Week 2 Flashcards
Define Descriptive / Summary Statistics (5)
- A quantitive description of main features of data
- A useful summary
- Before actual analysis
- What are the players of the game?
- What are the types of variables? (discrete, continuous, categorical, dummy)
- Get a feel for your data (are there any problems?)
What to pay attention to in summary statistics? (4)
- Min value
- Max value
- Negative values
- Range
What are the measures of central tendency? (3)
Mean, median, mode
How do extreme values affect the mean, median, and mode
- Mean: Influenced by extreme values
- Median: Relatively unaffected by extreme values
- Mode: Not often affected by extreme values (unless there are identical outliers)

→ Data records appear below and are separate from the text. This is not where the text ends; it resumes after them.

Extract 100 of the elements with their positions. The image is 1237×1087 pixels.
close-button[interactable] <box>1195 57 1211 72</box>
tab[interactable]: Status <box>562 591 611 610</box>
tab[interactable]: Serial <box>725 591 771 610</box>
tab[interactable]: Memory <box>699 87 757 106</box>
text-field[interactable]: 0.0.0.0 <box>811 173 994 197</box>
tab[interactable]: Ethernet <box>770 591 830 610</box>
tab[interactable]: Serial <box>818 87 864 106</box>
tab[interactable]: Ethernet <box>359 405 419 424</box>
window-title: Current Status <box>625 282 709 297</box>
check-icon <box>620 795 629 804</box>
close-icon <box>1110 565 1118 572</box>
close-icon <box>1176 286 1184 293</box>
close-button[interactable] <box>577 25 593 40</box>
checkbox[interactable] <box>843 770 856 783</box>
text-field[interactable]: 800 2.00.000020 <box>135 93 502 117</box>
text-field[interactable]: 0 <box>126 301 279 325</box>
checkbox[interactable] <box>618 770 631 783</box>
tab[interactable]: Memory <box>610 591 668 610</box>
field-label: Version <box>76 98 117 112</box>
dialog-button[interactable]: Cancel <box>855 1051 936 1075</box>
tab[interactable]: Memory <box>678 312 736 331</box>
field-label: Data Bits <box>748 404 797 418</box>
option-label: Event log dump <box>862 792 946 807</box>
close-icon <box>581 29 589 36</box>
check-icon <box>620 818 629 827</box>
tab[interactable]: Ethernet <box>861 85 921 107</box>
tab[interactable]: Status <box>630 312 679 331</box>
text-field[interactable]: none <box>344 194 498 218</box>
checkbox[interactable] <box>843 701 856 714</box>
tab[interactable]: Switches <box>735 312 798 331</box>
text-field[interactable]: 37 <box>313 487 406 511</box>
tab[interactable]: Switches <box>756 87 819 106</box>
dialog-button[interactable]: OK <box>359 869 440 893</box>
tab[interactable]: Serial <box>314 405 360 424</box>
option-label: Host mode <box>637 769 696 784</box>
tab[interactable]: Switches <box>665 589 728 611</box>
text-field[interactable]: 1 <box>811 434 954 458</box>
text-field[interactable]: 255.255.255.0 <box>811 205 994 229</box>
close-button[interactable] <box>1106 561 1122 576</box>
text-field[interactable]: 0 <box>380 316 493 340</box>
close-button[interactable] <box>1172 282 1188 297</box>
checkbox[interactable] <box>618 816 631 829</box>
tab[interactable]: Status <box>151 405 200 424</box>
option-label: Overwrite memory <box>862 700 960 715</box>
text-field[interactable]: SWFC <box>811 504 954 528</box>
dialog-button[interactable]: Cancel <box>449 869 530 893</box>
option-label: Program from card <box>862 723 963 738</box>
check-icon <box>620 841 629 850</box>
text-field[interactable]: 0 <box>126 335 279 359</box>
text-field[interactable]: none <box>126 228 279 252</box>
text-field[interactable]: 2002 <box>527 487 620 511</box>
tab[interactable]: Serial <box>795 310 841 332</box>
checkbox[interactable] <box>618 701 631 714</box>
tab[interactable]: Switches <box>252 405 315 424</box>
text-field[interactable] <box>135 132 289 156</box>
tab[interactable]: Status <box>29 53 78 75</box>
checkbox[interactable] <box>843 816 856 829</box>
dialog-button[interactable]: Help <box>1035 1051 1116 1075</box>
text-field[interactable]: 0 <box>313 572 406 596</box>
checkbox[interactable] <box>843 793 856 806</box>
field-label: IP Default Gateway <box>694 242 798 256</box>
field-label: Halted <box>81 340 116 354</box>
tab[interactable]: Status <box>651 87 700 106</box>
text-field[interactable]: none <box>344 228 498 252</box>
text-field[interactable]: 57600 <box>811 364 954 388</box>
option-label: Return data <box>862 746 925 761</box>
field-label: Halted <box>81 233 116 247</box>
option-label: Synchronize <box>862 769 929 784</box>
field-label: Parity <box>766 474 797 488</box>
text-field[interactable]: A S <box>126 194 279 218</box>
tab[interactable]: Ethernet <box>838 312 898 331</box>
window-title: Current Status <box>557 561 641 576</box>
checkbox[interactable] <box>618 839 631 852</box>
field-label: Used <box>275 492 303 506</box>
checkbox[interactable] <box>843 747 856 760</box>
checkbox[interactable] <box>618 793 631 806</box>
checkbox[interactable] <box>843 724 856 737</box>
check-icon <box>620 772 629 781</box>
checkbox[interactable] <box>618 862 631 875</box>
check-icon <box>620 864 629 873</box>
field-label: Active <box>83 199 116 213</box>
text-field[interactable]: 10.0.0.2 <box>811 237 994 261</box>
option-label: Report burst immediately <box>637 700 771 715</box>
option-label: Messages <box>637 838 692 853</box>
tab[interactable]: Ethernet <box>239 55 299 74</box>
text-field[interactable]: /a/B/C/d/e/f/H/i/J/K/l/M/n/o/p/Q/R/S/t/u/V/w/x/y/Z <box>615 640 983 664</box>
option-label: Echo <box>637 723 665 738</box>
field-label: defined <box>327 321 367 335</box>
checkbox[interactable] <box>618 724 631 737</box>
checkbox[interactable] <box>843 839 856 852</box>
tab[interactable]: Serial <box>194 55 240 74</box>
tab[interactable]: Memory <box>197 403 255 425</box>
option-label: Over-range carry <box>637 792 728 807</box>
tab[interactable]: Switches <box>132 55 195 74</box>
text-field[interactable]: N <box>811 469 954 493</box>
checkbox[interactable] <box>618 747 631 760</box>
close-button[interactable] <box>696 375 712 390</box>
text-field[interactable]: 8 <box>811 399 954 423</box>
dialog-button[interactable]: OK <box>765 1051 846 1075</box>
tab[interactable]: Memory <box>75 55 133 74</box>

Which measure of central tendency do you use for the Nominal Variable?
Mode:
- The numbers in nominal variables only refer to the category
- Calculating the mean would be pointless
Which measure of central tendency do you use for the Ordinal Variable?
Median:
- Median splits to create further categories or creates dichotomies
Dichotomy
A division of 2 things that are being represented as different or opposed.
Using the interquartile range + median of an ordinal variable would split the data into 4 categories.
Example:
x<Q1 = Small, Q1<x<Median (Q2) = Small-Medium, Median (Q2) <x< Q3 = Middle-Large, x> Q3 = Large
Which measure of central tendency do you use for the Interval (scale) or Ratio Variables?
Mean or Median:
Depending on the skewness, this would indicate which central tendency to go for.
Not skewed –> Mean
Skewed –> Median
Define Skewness
- Describes the shape of the distribution –> Symmetry
- Deviation from the normal bell-shape –> (a)symmetry of a distribution
- Skewness = 0 –> Symmetric, Skewness not = 0 –> Asymmetric, Skewed
What is the name for when the skewness values go outside the -1 to +1 range?
Substantially skewed
What kind of skew is a distribution with a longer right tail?
Positively skewed
What is a negatively skewed distribution?
A distribution which has a longer tail to the left
Kurtosis
- Kurtosis describes the degree to which values are found at the tails of the distribution (compared to a normal distribution)
- Can also be seen as how pointy a distribution is (peakedness or flatness)
- It is important to mention whether a value has heavy (lepotkurtic) or light (platykurtic) tails.
Leptokurtic (kurtosis)
- This is where there are few values by the tails and, therefore is pointy (heavy-tailed)
- Kurtosis > 3
- Think of “lep”tokurtic as “leap” –> Tends to be more pointy (leaping upwards)
Platykurtic (kurtosis)
- This is where there are more values found at the tails of the distribution, therefore more rounded and flatter (light-tailed).
- Kurtosis < 3
- Think of “plat”-ykurtic as in “platform”- this is where the distribution is more rounded and flatter.